下面统计下访问次数最高的ip.
(1)主要通过比较每个ip的次数,然后保留次数大的,最后输出次数最大的.比较完后,用cleanup清除资源.
public class Kpi_IP_TopCount {
public static class TopMapper extends Mapper<Object, Text, LongWritable, NullWritable> {
long max = Long.MIN_VALUE;
public void map(Object key, Text value, Context context) throws IOException, InterruptedException {
if(value.toString().indexOf("\\")==-1){
// split
String line = value.toString();
String[] fields = line.split("\t");
long temp = Long.parseLong(fields[1]);
if(temp>max)
max = temp;
}
}
protected void cleanup(Context context) throws java.io.IOException ,InterruptedException {
context.write(new LongWritable(max), NullWritable.get());
}
}
public static class TopReducer extends Reducer<LongWritable, NullWritable, LongWritable, NullWritable> {
long max = Long.MIN_VALUE;
public void reduce(LongWritable key, Iterable<NullWritable> values, Context context)

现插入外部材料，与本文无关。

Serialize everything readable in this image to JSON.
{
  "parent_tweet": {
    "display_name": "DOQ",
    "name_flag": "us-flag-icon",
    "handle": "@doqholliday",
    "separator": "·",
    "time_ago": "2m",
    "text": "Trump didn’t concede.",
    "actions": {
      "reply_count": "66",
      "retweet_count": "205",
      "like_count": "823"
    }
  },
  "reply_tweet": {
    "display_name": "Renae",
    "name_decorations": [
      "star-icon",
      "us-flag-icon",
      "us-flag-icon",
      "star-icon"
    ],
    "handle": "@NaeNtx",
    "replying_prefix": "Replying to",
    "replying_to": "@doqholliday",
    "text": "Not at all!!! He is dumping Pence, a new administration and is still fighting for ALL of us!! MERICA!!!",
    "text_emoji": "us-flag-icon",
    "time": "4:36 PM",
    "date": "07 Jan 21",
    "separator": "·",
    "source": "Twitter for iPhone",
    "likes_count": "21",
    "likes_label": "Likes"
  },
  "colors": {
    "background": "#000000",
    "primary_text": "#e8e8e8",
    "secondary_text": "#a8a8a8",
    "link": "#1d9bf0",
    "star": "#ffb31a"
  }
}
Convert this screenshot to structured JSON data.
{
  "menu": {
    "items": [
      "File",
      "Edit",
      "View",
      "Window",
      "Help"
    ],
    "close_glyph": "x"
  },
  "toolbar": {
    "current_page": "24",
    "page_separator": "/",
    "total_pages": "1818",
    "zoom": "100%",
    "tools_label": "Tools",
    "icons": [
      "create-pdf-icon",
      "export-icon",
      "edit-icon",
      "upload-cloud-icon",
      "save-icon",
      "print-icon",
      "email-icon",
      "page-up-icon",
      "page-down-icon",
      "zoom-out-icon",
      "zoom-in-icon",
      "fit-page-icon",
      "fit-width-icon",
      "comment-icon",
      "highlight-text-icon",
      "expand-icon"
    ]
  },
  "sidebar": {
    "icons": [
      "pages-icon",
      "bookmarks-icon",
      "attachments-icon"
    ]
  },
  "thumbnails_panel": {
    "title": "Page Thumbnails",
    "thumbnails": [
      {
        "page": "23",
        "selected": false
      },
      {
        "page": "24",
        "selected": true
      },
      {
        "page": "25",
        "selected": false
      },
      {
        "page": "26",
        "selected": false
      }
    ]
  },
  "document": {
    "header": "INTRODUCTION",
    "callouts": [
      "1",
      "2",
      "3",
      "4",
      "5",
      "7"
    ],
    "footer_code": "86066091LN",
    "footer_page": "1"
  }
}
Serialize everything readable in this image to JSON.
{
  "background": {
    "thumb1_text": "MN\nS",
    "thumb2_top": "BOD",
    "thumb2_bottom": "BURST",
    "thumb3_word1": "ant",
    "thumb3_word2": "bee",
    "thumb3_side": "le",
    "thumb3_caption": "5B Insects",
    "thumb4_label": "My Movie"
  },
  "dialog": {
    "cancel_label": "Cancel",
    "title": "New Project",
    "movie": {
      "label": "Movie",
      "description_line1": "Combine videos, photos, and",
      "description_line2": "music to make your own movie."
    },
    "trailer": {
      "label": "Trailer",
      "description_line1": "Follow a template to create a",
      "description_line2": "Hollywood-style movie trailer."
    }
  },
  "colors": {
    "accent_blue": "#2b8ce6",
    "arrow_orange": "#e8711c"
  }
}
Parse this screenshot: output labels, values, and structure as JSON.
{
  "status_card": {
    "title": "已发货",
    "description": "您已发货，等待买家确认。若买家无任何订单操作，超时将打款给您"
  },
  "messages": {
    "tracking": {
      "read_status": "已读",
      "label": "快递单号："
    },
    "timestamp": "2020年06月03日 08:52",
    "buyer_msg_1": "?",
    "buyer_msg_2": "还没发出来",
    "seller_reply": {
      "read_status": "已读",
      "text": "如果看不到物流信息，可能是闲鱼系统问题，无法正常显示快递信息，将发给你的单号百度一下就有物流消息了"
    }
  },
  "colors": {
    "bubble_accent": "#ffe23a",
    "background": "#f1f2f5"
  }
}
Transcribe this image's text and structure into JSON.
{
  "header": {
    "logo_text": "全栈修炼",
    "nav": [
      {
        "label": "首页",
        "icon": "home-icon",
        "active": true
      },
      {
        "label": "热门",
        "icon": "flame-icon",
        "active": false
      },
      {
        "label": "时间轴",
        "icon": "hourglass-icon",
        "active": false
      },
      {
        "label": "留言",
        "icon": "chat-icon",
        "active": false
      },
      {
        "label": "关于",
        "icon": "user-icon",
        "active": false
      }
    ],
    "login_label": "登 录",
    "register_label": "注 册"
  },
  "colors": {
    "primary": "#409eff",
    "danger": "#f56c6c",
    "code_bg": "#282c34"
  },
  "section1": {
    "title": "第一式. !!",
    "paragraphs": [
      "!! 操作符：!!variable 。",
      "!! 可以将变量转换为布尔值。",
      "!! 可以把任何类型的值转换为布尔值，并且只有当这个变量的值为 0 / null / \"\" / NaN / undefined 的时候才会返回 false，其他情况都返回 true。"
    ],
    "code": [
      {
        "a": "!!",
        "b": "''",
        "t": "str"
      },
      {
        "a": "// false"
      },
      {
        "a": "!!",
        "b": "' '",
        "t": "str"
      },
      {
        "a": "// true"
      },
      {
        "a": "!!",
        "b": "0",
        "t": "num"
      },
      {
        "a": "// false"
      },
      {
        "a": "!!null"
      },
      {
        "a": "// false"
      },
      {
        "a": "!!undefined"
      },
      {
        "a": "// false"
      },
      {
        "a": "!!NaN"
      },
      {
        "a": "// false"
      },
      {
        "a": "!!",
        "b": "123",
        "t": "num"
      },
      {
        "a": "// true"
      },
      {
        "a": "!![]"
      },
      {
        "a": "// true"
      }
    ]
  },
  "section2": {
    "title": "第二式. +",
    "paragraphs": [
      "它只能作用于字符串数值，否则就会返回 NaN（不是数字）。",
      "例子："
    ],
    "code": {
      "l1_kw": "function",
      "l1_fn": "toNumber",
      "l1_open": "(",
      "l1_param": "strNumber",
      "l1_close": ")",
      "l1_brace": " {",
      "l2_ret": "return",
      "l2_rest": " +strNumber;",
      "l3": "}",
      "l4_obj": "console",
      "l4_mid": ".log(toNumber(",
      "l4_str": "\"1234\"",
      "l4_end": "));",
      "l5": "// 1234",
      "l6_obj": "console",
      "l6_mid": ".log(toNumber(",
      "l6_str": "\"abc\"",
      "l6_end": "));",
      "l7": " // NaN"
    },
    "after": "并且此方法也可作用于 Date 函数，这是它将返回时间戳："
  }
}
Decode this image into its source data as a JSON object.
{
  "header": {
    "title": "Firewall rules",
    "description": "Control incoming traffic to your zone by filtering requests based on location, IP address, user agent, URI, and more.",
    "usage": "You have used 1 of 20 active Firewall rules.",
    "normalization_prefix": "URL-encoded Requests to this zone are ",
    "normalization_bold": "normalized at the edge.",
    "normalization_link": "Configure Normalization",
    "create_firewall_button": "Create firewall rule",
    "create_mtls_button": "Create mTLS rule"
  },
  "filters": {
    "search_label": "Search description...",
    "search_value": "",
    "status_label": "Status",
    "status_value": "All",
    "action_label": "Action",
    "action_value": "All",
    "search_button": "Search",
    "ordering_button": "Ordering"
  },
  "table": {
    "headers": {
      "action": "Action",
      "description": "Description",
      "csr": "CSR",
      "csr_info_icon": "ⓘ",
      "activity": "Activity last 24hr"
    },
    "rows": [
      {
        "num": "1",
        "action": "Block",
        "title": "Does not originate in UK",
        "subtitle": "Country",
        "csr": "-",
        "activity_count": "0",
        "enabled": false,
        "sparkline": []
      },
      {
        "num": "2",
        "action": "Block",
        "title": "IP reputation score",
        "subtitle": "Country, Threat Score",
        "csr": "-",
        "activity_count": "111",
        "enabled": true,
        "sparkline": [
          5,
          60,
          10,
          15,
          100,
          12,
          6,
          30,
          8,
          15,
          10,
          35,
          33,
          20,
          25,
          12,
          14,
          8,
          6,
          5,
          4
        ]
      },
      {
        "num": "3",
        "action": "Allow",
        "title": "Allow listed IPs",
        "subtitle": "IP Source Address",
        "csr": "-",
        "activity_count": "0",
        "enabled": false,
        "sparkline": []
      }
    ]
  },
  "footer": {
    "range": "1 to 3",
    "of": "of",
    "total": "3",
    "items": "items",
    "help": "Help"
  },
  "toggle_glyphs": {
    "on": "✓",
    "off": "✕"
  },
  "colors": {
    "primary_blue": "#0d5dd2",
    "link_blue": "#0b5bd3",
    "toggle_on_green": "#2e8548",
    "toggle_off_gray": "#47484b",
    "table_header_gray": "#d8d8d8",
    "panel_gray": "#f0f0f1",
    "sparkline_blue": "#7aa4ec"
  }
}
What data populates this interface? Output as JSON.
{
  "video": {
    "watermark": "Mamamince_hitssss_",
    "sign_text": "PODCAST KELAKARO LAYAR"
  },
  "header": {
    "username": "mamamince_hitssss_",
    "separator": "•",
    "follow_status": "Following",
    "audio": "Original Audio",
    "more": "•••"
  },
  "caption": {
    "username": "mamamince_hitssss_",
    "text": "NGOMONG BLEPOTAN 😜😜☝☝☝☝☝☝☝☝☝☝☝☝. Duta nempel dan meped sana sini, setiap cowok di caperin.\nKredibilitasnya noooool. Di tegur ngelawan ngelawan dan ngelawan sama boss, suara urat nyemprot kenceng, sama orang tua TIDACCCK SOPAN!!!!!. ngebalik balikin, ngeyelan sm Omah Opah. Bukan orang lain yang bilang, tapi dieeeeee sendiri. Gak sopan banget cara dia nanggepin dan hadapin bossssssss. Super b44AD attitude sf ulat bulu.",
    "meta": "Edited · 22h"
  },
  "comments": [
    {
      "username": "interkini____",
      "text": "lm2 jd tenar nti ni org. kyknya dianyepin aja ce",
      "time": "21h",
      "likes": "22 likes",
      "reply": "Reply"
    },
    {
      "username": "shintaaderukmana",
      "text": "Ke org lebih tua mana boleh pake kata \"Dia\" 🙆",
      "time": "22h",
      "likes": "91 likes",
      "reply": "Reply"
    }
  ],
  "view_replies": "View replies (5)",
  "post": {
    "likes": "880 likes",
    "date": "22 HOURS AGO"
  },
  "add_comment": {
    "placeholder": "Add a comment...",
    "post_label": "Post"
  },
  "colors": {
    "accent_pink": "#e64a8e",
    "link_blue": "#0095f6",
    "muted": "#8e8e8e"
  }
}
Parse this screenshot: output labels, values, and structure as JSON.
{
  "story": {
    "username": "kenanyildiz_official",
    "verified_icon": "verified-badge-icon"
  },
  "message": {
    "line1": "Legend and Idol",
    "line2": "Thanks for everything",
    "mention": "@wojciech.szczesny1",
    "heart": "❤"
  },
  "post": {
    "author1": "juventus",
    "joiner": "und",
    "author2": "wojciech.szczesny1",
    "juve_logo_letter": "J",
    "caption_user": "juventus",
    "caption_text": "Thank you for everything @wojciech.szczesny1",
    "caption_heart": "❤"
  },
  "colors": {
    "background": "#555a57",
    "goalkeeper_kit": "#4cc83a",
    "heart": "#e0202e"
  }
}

throws IOException, InterruptedException {
long temp = key.get();
if(temp>max){
max = temp;
}
}
protected void cleanup(Context context) throws java.io.IOException ,InterruptedException {
context.write(new LongWritable(max), NullWritable.get());
}
}
public static void main(String[] args) throws Exception {
Configuration conf = new Configuration();
Job job = new Job(conf, "ip count topCount");
job.setJarByClass(Kpi_IP_TopCount.class);
job.setMapperClass(TopMapper.class);
//job.setMapOutputKeyClass(LongWritable.class);
//job.setMapOutputValueClass(NullWritable.class);
//job.setCombinerClass(TopReducer.class);
job.setReducerClass(TopReducer.class);
job.setOutputKeyClass(LongWritable.class);
job.setOutputValueClass(NullWritable.class);
FileInputFormat.addInputPath(job, new Path("hdfs://119.29.174.43:9000/user/hadoop/kpi_ip_log_Input"));
FileOutputFormat.setOutputPath(job, new Path("hdfs://119.29.174.43:9000/user/hadoop/kpi_ip_log_OutTopCount"));
System.exit(job.waitForCompletion(true) ? 0 : 1);
}
}